Saturday, 16 February 2013

Both ... but

When someone says "both x but also y ..." I feel that it is worse than a slip. It seems like deliberate hype: the speaker feels, perhaps only half-consciously, that ordinary language is inadequate.*** In the same way that satisfactory is just not good enough and that even good is not satisfactory - all must be outstanding nowadays - "both ... and" simply doesn't do it any more.

Doesn't this show, though, an insensitivity (and even insensibility) both to normal phrases but also to the way the language works, or used to?

Did that sentence seem ok? Weren't you expecting a sort of addition and reinforcement, agreement even, after "both"? An "and",  in fact? (A lot of people wouldn't understand what I'm going on about by now.)

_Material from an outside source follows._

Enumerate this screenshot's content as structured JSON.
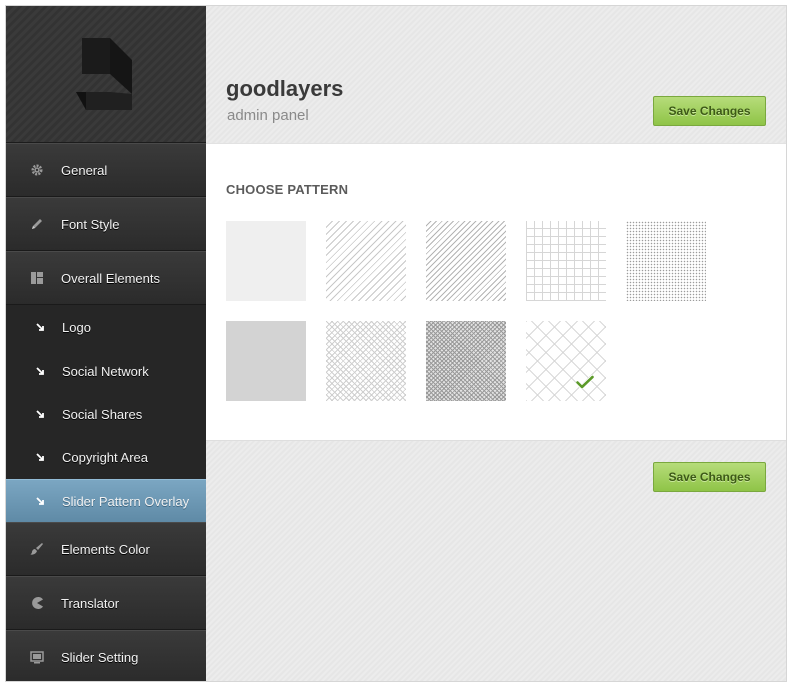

"Both" talks about two things, not more, and is not, or was not, normally followed by the contrast or disagreement shown by "but". (That is not to say that it didn't allow a semantic contrast, of course, eg "both light and dark".)

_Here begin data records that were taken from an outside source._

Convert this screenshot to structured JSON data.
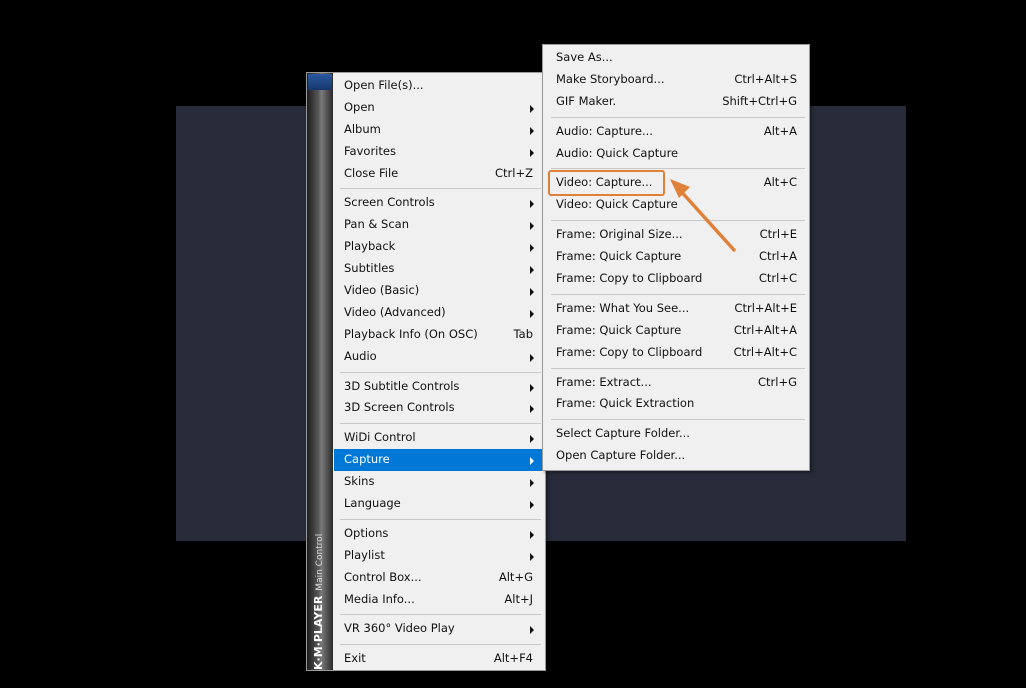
{
  "main_menu": {
    "brand": "K·M·PLAYER",
    "brand_sub": "Main Control",
    "groups": [
      [
        {
          "label": "Open File(s)...",
          "shortcut": "",
          "submenu": false
        },
        {
          "label": "Open",
          "shortcut": "",
          "submenu": true
        },
        {
          "label": "Album",
          "shortcut": "",
          "submenu": true
        },
        {
          "label": "Favorites",
          "shortcut": "",
          "submenu": true
        },
        {
          "label": "Close File",
          "shortcut": "Ctrl+Z",
          "submenu": false
        }
      ],
      [
        {
          "label": "Screen Controls",
          "shortcut": "",
          "submenu": true
        },
        {
          "label": "Pan & Scan",
          "shortcut": "",
          "submenu": true
        },
        {
          "label": "Playback",
          "shortcut": "",
          "submenu": true
        },
        {
          "label": "Subtitles",
          "shortcut": "",
          "submenu": true
        },
        {
          "label": "Video (Basic)",
          "shortcut": "",
          "submenu": true
        },
        {
          "label": "Video (Advanced)",
          "shortcut": "",
          "submenu": true
        },
        {
          "label": "Playback Info (On OSC)",
          "shortcut": "Tab",
          "submenu": false
        },
        {
          "label": "Audio",
          "shortcut": "",
          "submenu": true
        }
      ],
      [
        {
          "label": "3D Subtitle Controls",
          "shortcut": "",
          "submenu": true
        },
        {
          "label": "3D Screen Controls",
          "shortcut": "",
          "submenu": true
        }
      ],
      [
        {
          "label": "WiDi Control",
          "shortcut": "",
          "submenu": true
        },
        {
          "label": "Capture",
          "shortcut": "",
          "submenu": true,
          "active": true
        },
        {
          "label": "Skins",
          "shortcut": "",
          "submenu": true
        },
        {
          "label": "Language",
          "shortcut": "",
          "submenu": true
        }
      ],
      [
        {
          "label": "Options",
          "shortcut": "",
          "submenu": true
        },
        {
          "label": "Playlist",
          "shortcut": "",
          "submenu": true
        },
        {
          "label": "Control Box...",
          "shortcut": "Alt+G",
          "submenu": false
        },
        {
          "label": "Media Info...",
          "shortcut": "Alt+J",
          "submenu": false
        }
      ],
      [
        {
          "label": "VR 360° Video Play",
          "shortcut": "",
          "submenu": true
        }
      ],
      [
        {
          "label": "Exit",
          "shortcut": "Alt+F4",
          "submenu": false
        }
      ]
    ]
  },
  "capture_menu": {
    "groups": [
      [
        {
          "label": "Save As...",
          "shortcut": ""
        },
        {
          "label": "Make Storyboard...",
          "shortcut": "Ctrl+Alt+S"
        },
        {
          "label": "GIF Maker.",
          "shortcut": "Shift+Ctrl+G"
        }
      ],
      [
        {
          "label": "Audio: Capture...",
          "shortcut": "Alt+A"
        },
        {
          "label": "Audio: Quick Capture",
          "shortcut": ""
        }
      ],
      [
        {
          "label": "Video: Capture...",
          "shortcut": "Alt+C",
          "highlighted": true
        },
        {
          "label": "Video: Quick Capture",
          "shortcut": ""
        }
      ],
      [
        {
          "label": "Frame: Original Size...",
          "shortcut": "Ctrl+E"
        },
        {
          "label": "Frame: Quick Capture",
          "shortcut": "Ctrl+A"
        },
        {
          "label": "Frame: Copy to Clipboard",
          "shortcut": "Ctrl+C"
        }
      ],
      [
        {
          "label": "Frame: What You See...",
          "shortcut": "Ctrl+Alt+E"
        },
        {
          "label": "Frame: Quick Capture",
          "shortcut": "Ctrl+Alt+A"
        },
        {
          "label": "Frame: Copy to Clipboard",
          "shortcut": "Ctrl+Alt+C"
        }
      ],
      [
        {
          "label": "Frame: Extract...",
          "shortcut": "Ctrl+G"
        },
        {
          "label": "Frame: Quick Extraction",
          "shortcut": ""
        }
      ],
      [
        {
          "label": "Select Capture Folder...",
          "shortcut": ""
        },
        {
          "label": "Open Capture Folder...",
          "shortcut": ""
        }
      ]
    ]
  },
  "colors": {
    "active_item": "#0078d7",
    "annotation": "#e0813a",
    "video_background": "#272b3a"
  }
}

Does anyone else feel almost hurt every time they hear this? It is not like most grammatical slips, often caused by insecurity, but more like a blow to the guts of the language. And something rather representative of the hype and falsity of a lot of life in 2013.

***Of course, this may not always be true. Some deliberate use by influential speakers in the media may be copied, consciously or unconsciously or somewhere in between. Distinguished sociolinguists may well tell me I am wrong on this, or, at least, that there is no evidence for imitation of the media at all. Please do and discuss it here.